それにね黒服達、闇魔法で体に結界張ってるって。それのせいもあってなかなか倒せないみたいです。
でもねドレイクやっぱりドラゴンだよね。とっても強いから、半分はドレイクの力で倒しちゃったって。力で押さえつけたって、フウ達が興奮しながら教えてくれました。
「次はそっちだ!!」
ドレイクの声が途切れません。
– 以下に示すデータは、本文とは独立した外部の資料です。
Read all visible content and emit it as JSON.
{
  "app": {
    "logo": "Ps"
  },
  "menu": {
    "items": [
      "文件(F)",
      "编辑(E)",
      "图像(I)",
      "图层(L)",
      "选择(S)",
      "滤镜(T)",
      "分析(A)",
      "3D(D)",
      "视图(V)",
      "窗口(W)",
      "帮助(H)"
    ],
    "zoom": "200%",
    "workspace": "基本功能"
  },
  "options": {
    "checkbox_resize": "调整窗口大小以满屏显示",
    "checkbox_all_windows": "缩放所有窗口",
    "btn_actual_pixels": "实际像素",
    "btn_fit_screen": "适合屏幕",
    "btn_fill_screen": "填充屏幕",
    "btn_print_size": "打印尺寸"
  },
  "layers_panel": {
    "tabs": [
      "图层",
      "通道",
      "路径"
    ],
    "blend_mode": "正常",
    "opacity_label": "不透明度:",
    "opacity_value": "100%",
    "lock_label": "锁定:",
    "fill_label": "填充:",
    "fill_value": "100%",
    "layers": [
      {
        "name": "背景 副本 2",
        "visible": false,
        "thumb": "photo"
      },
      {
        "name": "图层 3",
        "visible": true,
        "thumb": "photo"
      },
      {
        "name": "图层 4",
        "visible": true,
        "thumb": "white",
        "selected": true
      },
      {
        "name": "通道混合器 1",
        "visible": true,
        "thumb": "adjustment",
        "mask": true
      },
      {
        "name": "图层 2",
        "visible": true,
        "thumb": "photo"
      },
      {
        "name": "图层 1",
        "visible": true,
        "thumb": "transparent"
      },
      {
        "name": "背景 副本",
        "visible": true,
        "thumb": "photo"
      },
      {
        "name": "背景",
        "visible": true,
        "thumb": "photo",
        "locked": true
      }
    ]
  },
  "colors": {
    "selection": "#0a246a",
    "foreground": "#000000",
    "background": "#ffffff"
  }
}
と、ドレイクが今までで1番大きな声で叫びました。
「避けろ!!」
それと同じくらいにガーディーお父さんとラナお母さんの声も。
「「マロン!!」」
それから、ドバンッって音がして
「キャイィィィィンッ!!」
って、悲痛な声。その声が僕の隣を通り過ぎて目の前にドシャアァァって落ちました。
え? 僕の前に落ちてる物。マロンでした。体から赤い血が滲んでるのがハッキリ分かります。それから危ないって言うドレイク達の声がまた聞こえました。パッてちょっと後ろ見たら、黒い塊が結界の外から中に入ってきて、倒れてるマロンの方に飛んでくるところでした。
そこからはそんなに時間かかってないはず。僕は思わず立ち上がってマロンの方に走ります。ちょっと躓きながらマロンの所まで行って、それでマロンのことギュウゥゥって抱きしめました。
「ハルト!!」
オニキスの声が聞こえた瞬間でした。僕の体に真っ黒い塊が当たります。凄い衝撃と痛みが襲ってきて、それから体が浮く感覚がしました。
僕の目の前が真っ暗になります。遠くでオニキスが僕のこと呼んでる声が聞こえた気がしました。